Tant que tu t’es soucié d’assurer la descendance d’Esculape, {b} tu as semblé, Manardi, voué à l’éternité ; mais maintenant que tu partages la couche nuptiale d’une belle Pallas, tu as compris n’être qu’un torve vieillard approchant de la mort. Ici tu gis maintenant et nous te voyons devenu Podalirios ; {c} Vénus en personne t’a emporté, usé par les ans]. {d}


  1. Manardi (1462-1536) avait exercé la charge de premier médecin de Ladislas ii, roi de Hongrie (ancienne Pannonie) de 1491 à 1516. De retour à Ferrare en 1519, Manardi y enseigna la médecine jusqu’à sa mort. V. note [78], lettre latine 351 pour ses vingt livres d’Epistolarum medicinalium [Épîtres médicales]

  2. Coronides, fils de Coronis, est un autre nom d’Esculape (v. note [5], lettre 551).

  3. Les deux Asclépiades (fils d’Esculape), Podalirios (ou Podalire) et son frère Machaon (v. note [4], lettre 663), servirent les Grecs comme médecins pendant la guerre de Troie. Après la victoire, l’oracle de Delphes conseilla à Podalirios d’aller vivre dans un pays où le ciel tombait sur la terre. Il s’établit dans la ville de Syrnos en Carie, au centre d’un cirque montagneux, et épousa Syrna, fille du roi de ce lieu.

  4. Ces vers sont de Petrus Curtius (Pierre de Corte, Bruges 1491-1567), premier évêque de Bruges, en 1560.

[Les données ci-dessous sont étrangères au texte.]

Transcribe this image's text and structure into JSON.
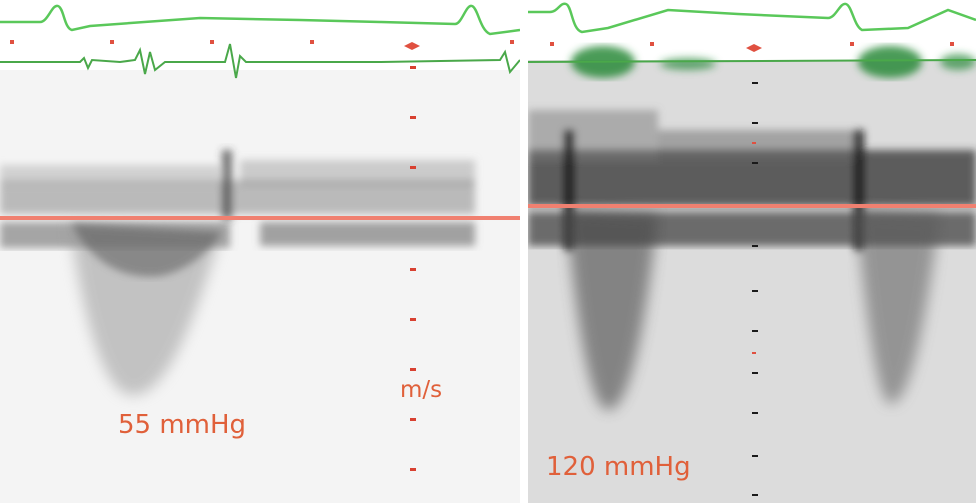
{
  "panels": {
    "left": {
      "pressure_label": "55 mmHg",
      "unit_label": "m/s"
    },
    "right": {
      "pressure_label": "120 mmHg"
    }
  },
  "colors": {
    "label": "#e0603a",
    "baseline": "#f08070",
    "ecg_trace": "#5ac85a",
    "scale_ticks_left": "#d84030",
    "scale_ticks_right": "#1a1a1a"
  }
}
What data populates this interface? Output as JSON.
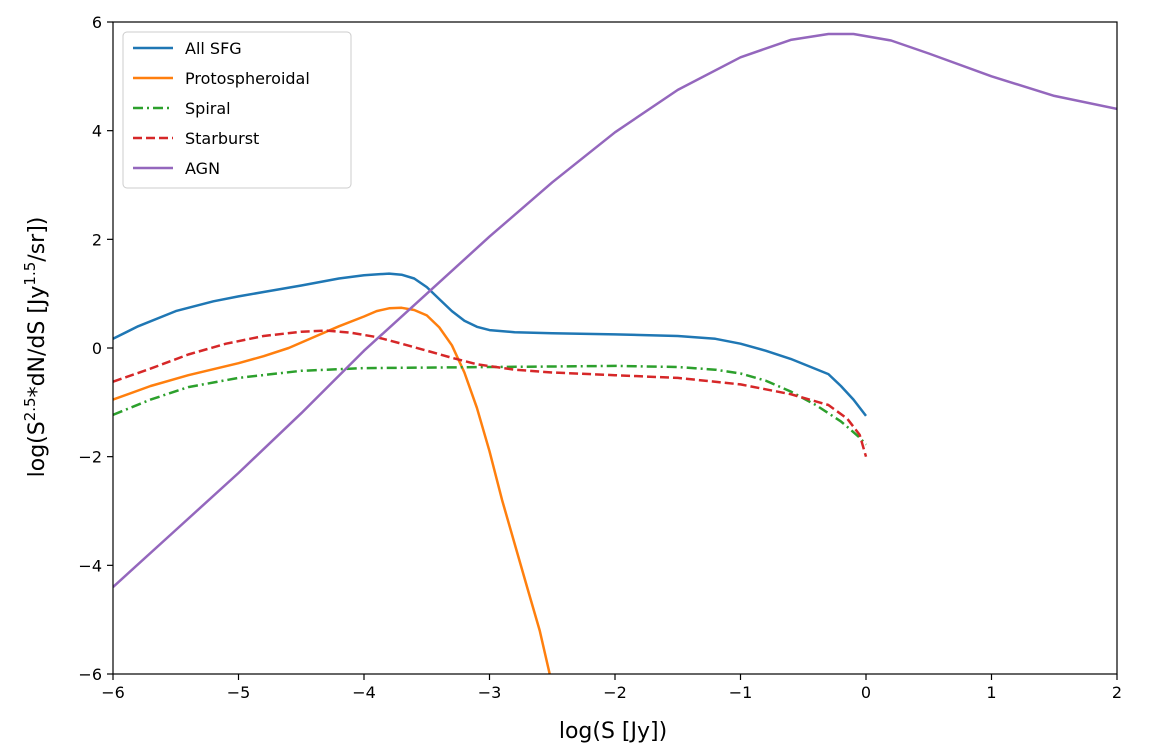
{
  "chart_data": {
    "type": "line",
    "xlabel": "log(S [Jy])",
    "ylabel": {
      "prefix": "log(S",
      "sup1": "2.5",
      "middle": "*dN/dS [Jy",
      "sup2": "1.5",
      "suffix": "/sr])"
    },
    "xlim": [
      -6,
      2
    ],
    "ylim": [
      -6,
      6
    ],
    "xticks": [
      -6,
      -5,
      -4,
      -3,
      -2,
      -1,
      0,
      1,
      2
    ],
    "yticks": [
      -6,
      -4,
      -2,
      0,
      2,
      4,
      6
    ],
    "xtick_labels": [
      "−6",
      "−5",
      "−4",
      "−3",
      "−2",
      "−1",
      "0",
      "1",
      "2"
    ],
    "ytick_labels": [
      "−6",
      "−4",
      "−2",
      "0",
      "2",
      "4",
      "6"
    ],
    "grid": false,
    "legend_position": "top-left",
    "series": [
      {
        "name": "All SFG",
        "color": "#1f77b4",
        "dash": "solid",
        "points": [
          [
            -6,
            0.17
          ],
          [
            -5.8,
            0.4
          ],
          [
            -5.5,
            0.68
          ],
          [
            -5.2,
            0.86
          ],
          [
            -5.0,
            0.95
          ],
          [
            -4.8,
            1.03
          ],
          [
            -4.5,
            1.15
          ],
          [
            -4.2,
            1.28
          ],
          [
            -4.0,
            1.34
          ],
          [
            -3.8,
            1.37
          ],
          [
            -3.7,
            1.35
          ],
          [
            -3.6,
            1.28
          ],
          [
            -3.5,
            1.12
          ],
          [
            -3.4,
            0.9
          ],
          [
            -3.3,
            0.68
          ],
          [
            -3.2,
            0.5
          ],
          [
            -3.1,
            0.39
          ],
          [
            -3.0,
            0.33
          ],
          [
            -2.8,
            0.29
          ],
          [
            -2.5,
            0.27
          ],
          [
            -2.0,
            0.25
          ],
          [
            -1.5,
            0.22
          ],
          [
            -1.2,
            0.17
          ],
          [
            -1.0,
            0.08
          ],
          [
            -0.8,
            -0.05
          ],
          [
            -0.6,
            -0.2
          ],
          [
            -0.3,
            -0.48
          ],
          [
            -0.2,
            -0.7
          ],
          [
            -0.1,
            -0.95
          ],
          [
            0.0,
            -1.25
          ]
        ]
      },
      {
        "name": "Protospheroidal",
        "color": "#ff7f0e",
        "dash": "solid",
        "points": [
          [
            -6,
            -0.95
          ],
          [
            -5.7,
            -0.7
          ],
          [
            -5.4,
            -0.5
          ],
          [
            -5.0,
            -0.28
          ],
          [
            -4.8,
            -0.15
          ],
          [
            -4.6,
            0.0
          ],
          [
            -4.4,
            0.2
          ],
          [
            -4.2,
            0.4
          ],
          [
            -4.0,
            0.58
          ],
          [
            -3.9,
            0.68
          ],
          [
            -3.8,
            0.73
          ],
          [
            -3.7,
            0.74
          ],
          [
            -3.6,
            0.7
          ],
          [
            -3.5,
            0.6
          ],
          [
            -3.4,
            0.38
          ],
          [
            -3.3,
            0.05
          ],
          [
            -3.2,
            -0.45
          ],
          [
            -3.1,
            -1.1
          ],
          [
            -3.0,
            -1.9
          ],
          [
            -2.9,
            -2.8
          ],
          [
            -2.8,
            -3.6
          ],
          [
            -2.7,
            -4.4
          ],
          [
            -2.6,
            -5.2
          ],
          [
            -2.52,
            -6.0
          ]
        ]
      },
      {
        "name": "Spiral",
        "color": "#2ca02c",
        "dash": "dashdot",
        "points": [
          [
            -6,
            -1.23
          ],
          [
            -5.7,
            -0.95
          ],
          [
            -5.4,
            -0.72
          ],
          [
            -5.0,
            -0.55
          ],
          [
            -4.5,
            -0.42
          ],
          [
            -4.0,
            -0.37
          ],
          [
            -3.5,
            -0.36
          ],
          [
            -3.0,
            -0.35
          ],
          [
            -2.5,
            -0.34
          ],
          [
            -2.0,
            -0.33
          ],
          [
            -1.5,
            -0.35
          ],
          [
            -1.2,
            -0.4
          ],
          [
            -1.0,
            -0.47
          ],
          [
            -0.8,
            -0.6
          ],
          [
            -0.6,
            -0.8
          ],
          [
            -0.4,
            -1.05
          ],
          [
            -0.2,
            -1.35
          ],
          [
            -0.05,
            -1.65
          ],
          [
            0.0,
            -1.78
          ]
        ]
      },
      {
        "name": "Starburst",
        "color": "#d62728",
        "dash": "dashed",
        "points": [
          [
            -6,
            -0.62
          ],
          [
            -5.7,
            -0.38
          ],
          [
            -5.4,
            -0.12
          ],
          [
            -5.1,
            0.08
          ],
          [
            -4.8,
            0.22
          ],
          [
            -4.5,
            0.3
          ],
          [
            -4.3,
            0.32
          ],
          [
            -4.1,
            0.28
          ],
          [
            -3.9,
            0.2
          ],
          [
            -3.7,
            0.08
          ],
          [
            -3.5,
            -0.05
          ],
          [
            -3.3,
            -0.18
          ],
          [
            -3.1,
            -0.3
          ],
          [
            -2.8,
            -0.4
          ],
          [
            -2.5,
            -0.45
          ],
          [
            -2.0,
            -0.5
          ],
          [
            -1.5,
            -0.55
          ],
          [
            -1.0,
            -0.67
          ],
          [
            -0.6,
            -0.85
          ],
          [
            -0.3,
            -1.05
          ],
          [
            -0.15,
            -1.3
          ],
          [
            -0.05,
            -1.6
          ],
          [
            0.0,
            -2.0
          ]
        ]
      },
      {
        "name": "AGN",
        "color": "#9467bd",
        "dash": "solid",
        "points": [
          [
            -6,
            -4.4
          ],
          [
            -5.5,
            -3.35
          ],
          [
            -5.0,
            -2.3
          ],
          [
            -4.5,
            -1.2
          ],
          [
            -4.0,
            -0.05
          ],
          [
            -3.5,
            1.0
          ],
          [
            -3.0,
            2.05
          ],
          [
            -2.5,
            3.05
          ],
          [
            -2.0,
            3.97
          ],
          [
            -1.5,
            4.75
          ],
          [
            -1.0,
            5.35
          ],
          [
            -0.6,
            5.67
          ],
          [
            -0.3,
            5.78
          ],
          [
            -0.1,
            5.78
          ],
          [
            0.2,
            5.66
          ],
          [
            0.5,
            5.42
          ],
          [
            1.0,
            5.0
          ],
          [
            1.5,
            4.64
          ],
          [
            2.0,
            4.4
          ]
        ]
      }
    ]
  }
}
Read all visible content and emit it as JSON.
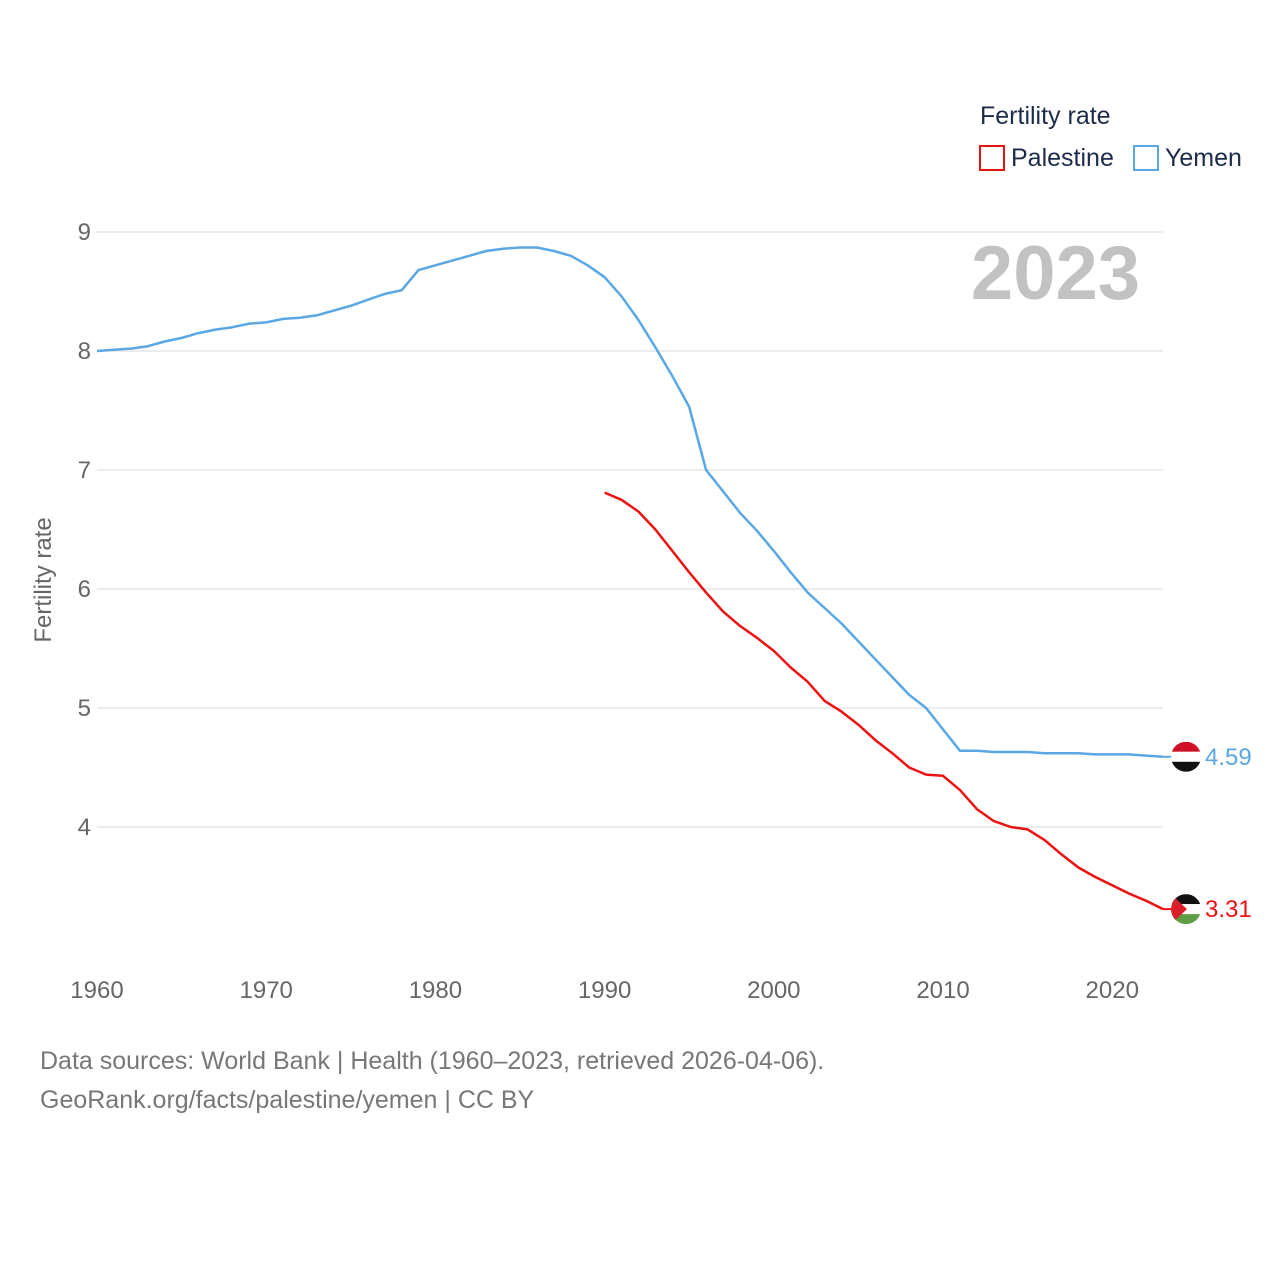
{
  "chart_data": {
    "type": "line",
    "year_label": "2023",
    "ylabel": "Fertility rate",
    "xlabel": "",
    "xlim": [
      1960,
      2023
    ],
    "ylim": [
      3,
      9.2
    ],
    "y_ticks": [
      4,
      5,
      6,
      7,
      8,
      9
    ],
    "x_ticks": [
      1960,
      1970,
      1980,
      1990,
      2000,
      2010,
      2020
    ],
    "legend": {
      "title": "Fertility rate",
      "placement": "top-right",
      "items": [
        {
          "name": "Palestine",
          "color": "#ee1111"
        },
        {
          "name": "Yemen",
          "color": "#5aa7e6"
        }
      ]
    },
    "series": [
      {
        "name": "Palestine",
        "color": "#ee1111",
        "end_label": "3.31",
        "flag_icon": "palestine-flag-icon",
        "x": [
          1990,
          1991,
          1992,
          1993,
          1994,
          1995,
          1996,
          1997,
          1998,
          1999,
          2000,
          2001,
          2002,
          2003,
          2004,
          2005,
          2006,
          2007,
          2008,
          2009,
          2010,
          2011,
          2012,
          2013,
          2014,
          2015,
          2016,
          2017,
          2018,
          2019,
          2020,
          2021,
          2022,
          2023
        ],
        "values": [
          6.81,
          6.75,
          6.65,
          6.5,
          6.32,
          6.14,
          5.97,
          5.81,
          5.69,
          5.59,
          5.48,
          5.34,
          5.22,
          5.06,
          4.97,
          4.86,
          4.73,
          4.62,
          4.5,
          4.44,
          4.43,
          4.31,
          4.15,
          4.05,
          4.0,
          3.98,
          3.89,
          3.77,
          3.66,
          3.58,
          3.51,
          3.44,
          3.38,
          3.31
        ]
      },
      {
        "name": "Yemen",
        "color": "#5aa7e6",
        "end_label": "4.59",
        "flag_icon": "yemen-flag-icon",
        "x": [
          1960,
          1961,
          1962,
          1963,
          1964,
          1965,
          1966,
          1967,
          1968,
          1969,
          1970,
          1971,
          1972,
          1973,
          1974,
          1975,
          1976,
          1977,
          1978,
          1979,
          1980,
          1981,
          1982,
          1983,
          1984,
          1985,
          1986,
          1987,
          1988,
          1989,
          1990,
          1991,
          1992,
          1993,
          1994,
          1995,
          1996,
          1997,
          1998,
          1999,
          2000,
          2001,
          2002,
          2003,
          2004,
          2005,
          2006,
          2007,
          2008,
          2009,
          2010,
          2011,
          2012,
          2013,
          2014,
          2015,
          2016,
          2017,
          2018,
          2019,
          2020,
          2021,
          2022,
          2023
        ],
        "values": [
          8.0,
          8.01,
          8.02,
          8.04,
          8.08,
          8.11,
          8.15,
          8.18,
          8.2,
          8.23,
          8.24,
          8.27,
          8.28,
          8.3,
          8.34,
          8.38,
          8.43,
          8.48,
          8.51,
          8.68,
          8.72,
          8.76,
          8.8,
          8.84,
          8.86,
          8.87,
          8.87,
          8.84,
          8.8,
          8.72,
          8.62,
          8.46,
          8.26,
          8.03,
          7.79,
          7.53,
          7.0,
          6.82,
          6.64,
          6.49,
          6.32,
          6.14,
          5.97,
          5.84,
          5.71,
          5.56,
          5.41,
          5.26,
          5.11,
          5.0,
          4.82,
          4.64,
          4.64,
          4.63,
          4.63,
          4.63,
          4.62,
          4.62,
          4.62,
          4.61,
          4.61,
          4.61,
          4.6,
          4.59
        ]
      }
    ]
  },
  "footer": {
    "line1": "Data sources: World Bank | Health (1960–2023, retrieved 2026-04-06).",
    "line2": "GeoRank.org/facts/palestine/yemen | CC BY"
  }
}
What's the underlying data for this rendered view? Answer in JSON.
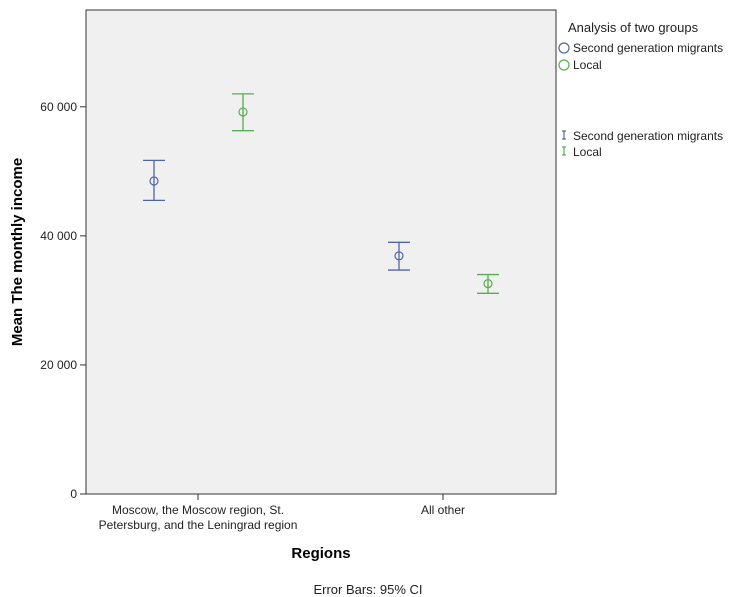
{
  "chart_data": {
    "type": "scatter",
    "subtype": "error-bar",
    "xlabel": "Regions",
    "ylabel": "Mean The monthly income",
    "categories": [
      [
        "Moscow, the Moscow region, St.",
        "Petersburg, and the Leningrad region"
      ],
      [
        "All other"
      ]
    ],
    "ylim": [
      0,
      75000
    ],
    "yticks": [
      0,
      20000,
      40000,
      60000
    ],
    "ytick_labels": [
      "0",
      "20 000",
      "40 000",
      "60 000"
    ],
    "grid": false,
    "legend_title": "Analysis of two groups",
    "legend_position": "right",
    "series": [
      {
        "name": "Second generation migrants",
        "color": "#5166a8",
        "means": [
          48500,
          36900
        ],
        "ci_low": [
          45500,
          34700
        ],
        "ci_high": [
          51700,
          39000
        ]
      },
      {
        "name": "Local",
        "color": "#55b050",
        "means": [
          59200,
          32600
        ],
        "ci_low": [
          56300,
          31100
        ],
        "ci_high": [
          62000,
          34000
        ]
      }
    ],
    "footnote": "Error Bars: 95% CI"
  }
}
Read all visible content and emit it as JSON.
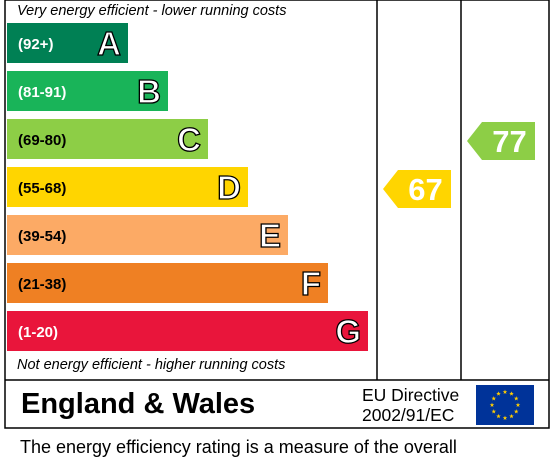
{
  "chart_data": {
    "type": "bar",
    "title": "",
    "top_caption": "Very energy efficient - lower running costs",
    "bottom_caption": "Not energy efficient - higher running costs",
    "bands": [
      {
        "letter": "A",
        "range": "(92+)",
        "color": "#008054"
      },
      {
        "letter": "B",
        "range": "(81-91)",
        "color": "#19b459"
      },
      {
        "letter": "C",
        "range": "(69-80)",
        "color": "#8dce46"
      },
      {
        "letter": "D",
        "range": "(55-68)",
        "color": "#ffd500"
      },
      {
        "letter": "E",
        "range": "(39-54)",
        "color": "#fcaa65"
      },
      {
        "letter": "F",
        "range": "(21-38)",
        "color": "#ef8023"
      },
      {
        "letter": "G",
        "range": "(1-20)",
        "color": "#e9153b"
      }
    ],
    "ratings": [
      {
        "column": "current",
        "value": 67,
        "band": "D",
        "color": "#ffd500"
      },
      {
        "column": "potential",
        "value": 77,
        "band": "C",
        "color": "#8dce46"
      }
    ]
  },
  "footer": {
    "region": "England & Wales",
    "directive_line1": "EU Directive",
    "directive_line2": "2002/91/EC",
    "flag": "eu-flag-icon",
    "note": "The energy efficiency rating is a measure of the overall"
  }
}
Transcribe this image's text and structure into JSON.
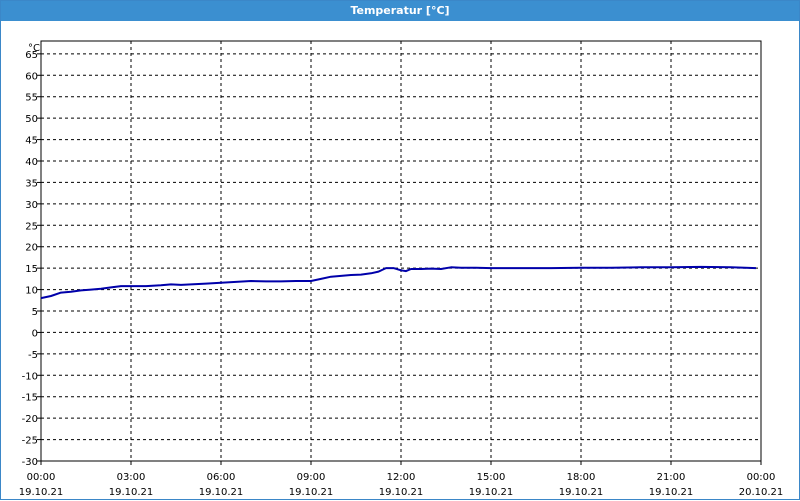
{
  "window": {
    "title": "Temperatur [°C]"
  },
  "chart_data": {
    "type": "line",
    "title": "Temperatur [°C]",
    "ylabel": "°C",
    "xlabel": "",
    "ylim": [
      -30,
      68
    ],
    "xlim_hours": [
      0,
      24
    ],
    "y_ticks": [
      65,
      60,
      55,
      50,
      45,
      40,
      35,
      30,
      25,
      20,
      15,
      10,
      5,
      0,
      -5,
      -10,
      -15,
      -20,
      -25,
      -30
    ],
    "x_ticks": [
      {
        "time": "00:00",
        "date": "19.10.21"
      },
      {
        "time": "03:00",
        "date": "19.10.21"
      },
      {
        "time": "06:00",
        "date": "19.10.21"
      },
      {
        "time": "09:00",
        "date": "19.10.21"
      },
      {
        "time": "12:00",
        "date": "19.10.21"
      },
      {
        "time": "15:00",
        "date": "19.10.21"
      },
      {
        "time": "18:00",
        "date": "19.10.21"
      },
      {
        "time": "21:00",
        "date": "19.10.21"
      },
      {
        "time": "00:00",
        "date": "20.10.21"
      }
    ],
    "grid": true,
    "line_color": "#0000aa",
    "series": [
      {
        "x": [
          "19.10.21 00:00",
          "19.10.21 00:20",
          "19.10.21 00:40",
          "19.10.21 01:00",
          "19.10.21 01:20",
          "19.10.21 01:40",
          "19.10.21 02:00",
          "19.10.21 02:20",
          "19.10.21 02:40",
          "19.10.21 03:00",
          "19.10.21 03:30",
          "19.10.21 04:00",
          "19.10.21 04:20",
          "19.10.21 04:40",
          "19.10.21 05:00",
          "19.10.21 05:30",
          "19.10.21 06:00",
          "19.10.21 06:30",
          "19.10.21 07:00",
          "19.10.21 07:30",
          "19.10.21 08:00",
          "19.10.21 08:30",
          "19.10.21 09:00",
          "19.10.21 09:20",
          "19.10.21 09:40",
          "19.10.21 10:00",
          "19.10.21 10:20",
          "19.10.21 10:40",
          "19.10.21 11:00",
          "19.10.21 11:15",
          "19.10.21 11:30",
          "19.10.21 11:45",
          "19.10.21 12:00",
          "19.10.21 12:10",
          "19.10.21 12:20",
          "19.10.21 12:40",
          "19.10.21 13:00",
          "19.10.21 13:20",
          "19.10.21 13:40",
          "19.10.21 14:00",
          "19.10.21 14:30",
          "19.10.21 15:00",
          "19.10.21 16:00",
          "19.10.21 17:00",
          "19.10.21 18:00",
          "19.10.21 19:00",
          "19.10.21 20:00",
          "19.10.21 21:00",
          "19.10.21 22:00",
          "19.10.21 23:00",
          "19.10.21 23:50"
        ],
        "y": [
          8,
          8.5,
          9.3,
          9.5,
          9.8,
          10,
          10.2,
          10.5,
          10.8,
          10.8,
          10.8,
          11,
          11.2,
          11.1,
          11.2,
          11.4,
          11.6,
          11.8,
          12,
          11.9,
          11.9,
          12,
          12,
          12.5,
          13,
          13.2,
          13.4,
          13.5,
          13.8,
          14.2,
          15,
          15,
          14.5,
          14.3,
          14.8,
          14.8,
          14.9,
          14.8,
          15.2,
          15.1,
          15.1,
          15,
          15,
          15,
          15.1,
          15.1,
          15.2,
          15.2,
          15.3,
          15.2,
          15
        ]
      }
    ]
  }
}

Éloy a fourni l’épilogue de ces railleries :

« Julie, femme de Manard, a émoussé la pointe épigrammatique de ces vers, par l’inscription honorable qu’elle fit graver sur le tombeau de son mari :

Joanni Manardo Ferrariensi
Viro, uni omnium integerrimo ac sanctissimo,
Philosopho ac Medico doctissimo,
Qui annos p. m. lx continenter tum docendo, tum scribendo,
Tum innocentissime medendo,
Omnem Medicinam ex arce bonarum Litterarum fœde prolapsam,
Et in Barbariæ potestatem ac ditionem redactam,
Prostratis ac profligatis hostium copiis,
Identidem ut Hydra renascentibus,
In antiquum, pristinumque statum ac nitorem restituit :
Lauream omnium bonorum consensu adpetus,
iv et lxx annum agens,
Omnibus omnium ordinum sui desiderium relinquens,
Humili se hoc Sarcophago condi voluit.
Julia Manarda Uxor
Quod ab ea optabat ;
Posuit.

Hæc brevis exuvias magni capit Urna Manardi,
Nam virtus late docta per ora volat,
Mens pia cum Superis cœli colit aurea templa ;
Hinc Hospes vitæ sint documenta tuæ.

Anno m. d. xxxvi. »

[À Giovanni Manardi, natif de Ferrare,
homme unique entre tous pour son intégrité et sa sainteté, philosophe et très savant médecin qui, pendant les 60 années qui ont précédé sa mort, en enseignant la médecine, en écrivant à son sujet et en l’exerçant de manière irréprochable, l’a rétablie dans son éclat d’antan, alors qu’elle était odieusement tombée hors de la citadelle des belles-lettres, abandonnée au pouvoir et à l’empire de la barbarie, après que quantité d’étrangers l’eurent terrassée et abattue, sans cesse régénérés, à la manière de l’Hydre ; {a} s’étant acquis, par consentement unanime, les lauriers de la gloire, en sa 74e année, regretté par tous ceux de sa Compagnie, il a voulu être inhumé en cet humble tombeau.
Julia Manarda, son épouse,
y a posé cette inscription, comme il le lui avait demandé :

Cette petite urne contient la dépouille de Manardi, son immensément savante vertu vole de bouche en bouche, et son pieux esprit habite les temples dorés du ciel auprès du Très-Haut. Puise ici, Voyageur, des enseignements pour ta propre vie.

L’an 1536].


  1. V. note [5], lettre 607.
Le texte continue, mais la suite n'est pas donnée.